Interesting, and easy to miss. The solution is of course to encode your CSS in the same charset as your HTML, or if you’re lazy put some characters after the culprit. A very simple (and kinda rare) problem, but I thought it might save you an hour of debugging sometime.

5 responses to “IE6 bug: Encode and ignore

  1. Hi Emil,

    I believe there are two fundamental mistakes in your article. First of all, this is not a bug and secondly, there are two ways to specify the encoding of an css stylesheet.

    Let me explain. Western character encodings use a single byte for each character. UTF-8 uses multiple bytes. Some characters use a single byte, other two or three. The first byte of such a doublet or triplet is an indication of how many bytes that particular character is using.

    When you use the å character in one of the ISO-8859 encodings it will use the same byte value as the first byte in one of those UTF-8 multibyte characters.

    So IE treats the å as the start of a multibyte character.

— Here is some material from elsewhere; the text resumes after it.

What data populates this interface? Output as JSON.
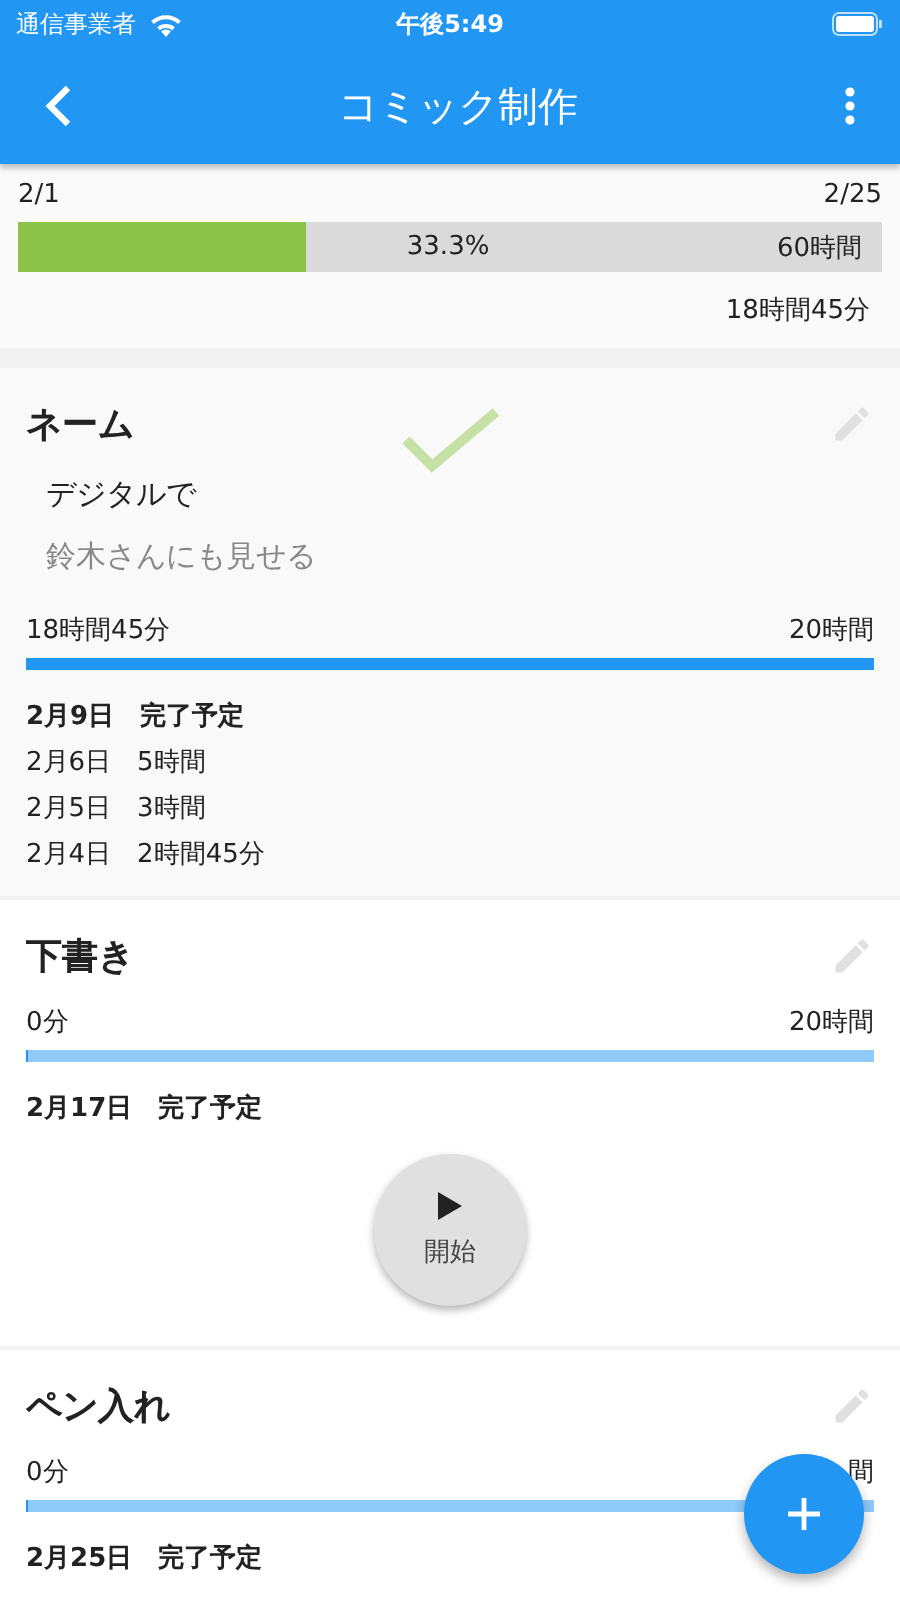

The next bytes are part of the same character. Now, if that next byte is the asterisk of the comment closing marker it will break the marker and the comment will simply never end. For example /*å*/ will become something like this: /*?/. The questionmark represents one multibyte UTF-8 character.

    So, this is normal behavoir and certainly not a bug. IE just parses the stylesheet as instructed.

    Secondly. There are two ways to specify the charset encoding of the stylesheet. First of all you can configure the server to tell the browser by using HTTP headers, or you could use the @charset “at-rule”. For example, start your css file with: @charset “UTF-8”;

  2. @Niels: I could understand the bug if it was å*/, but as you see in the example there’s a space in between the å and the *. That’s a bug then isn’t it?

    I had heard of the @charset rule but didn’t think there where any browser support for it. Is there?

    This blog is more practical than adhearing to specifications :) Good comment, and thanks for pointing out my errors.

  3. IE6 treats the iso-8859-1 string “å *” as a three-byte character when interpreted as utf-8. Other browsers don’t. (I’m not sure which is correct.)

    @charset is supported by at least Gecko, Opera and recent WebKit builds, and it seems IE6 supports it too, actually.

  4. @emil: In the ISO 8859 character set the character å is represented by the hexadecimal value of E5.

    If the first byte of a character in the UTF-8 charset starts with a hexadecimal value between E0 and EF, then the character consists of three bytes.

    So, both the å, the space and the asterisk would be part of a single character…

  5. @Niels: Interesting. Then it’s not a IE bug, just a difference in handling between IE and Firefox. Interesting to see Firefox handling stuff more code less strict than IE. I’m blessed with skilled readers!

Comments are closed.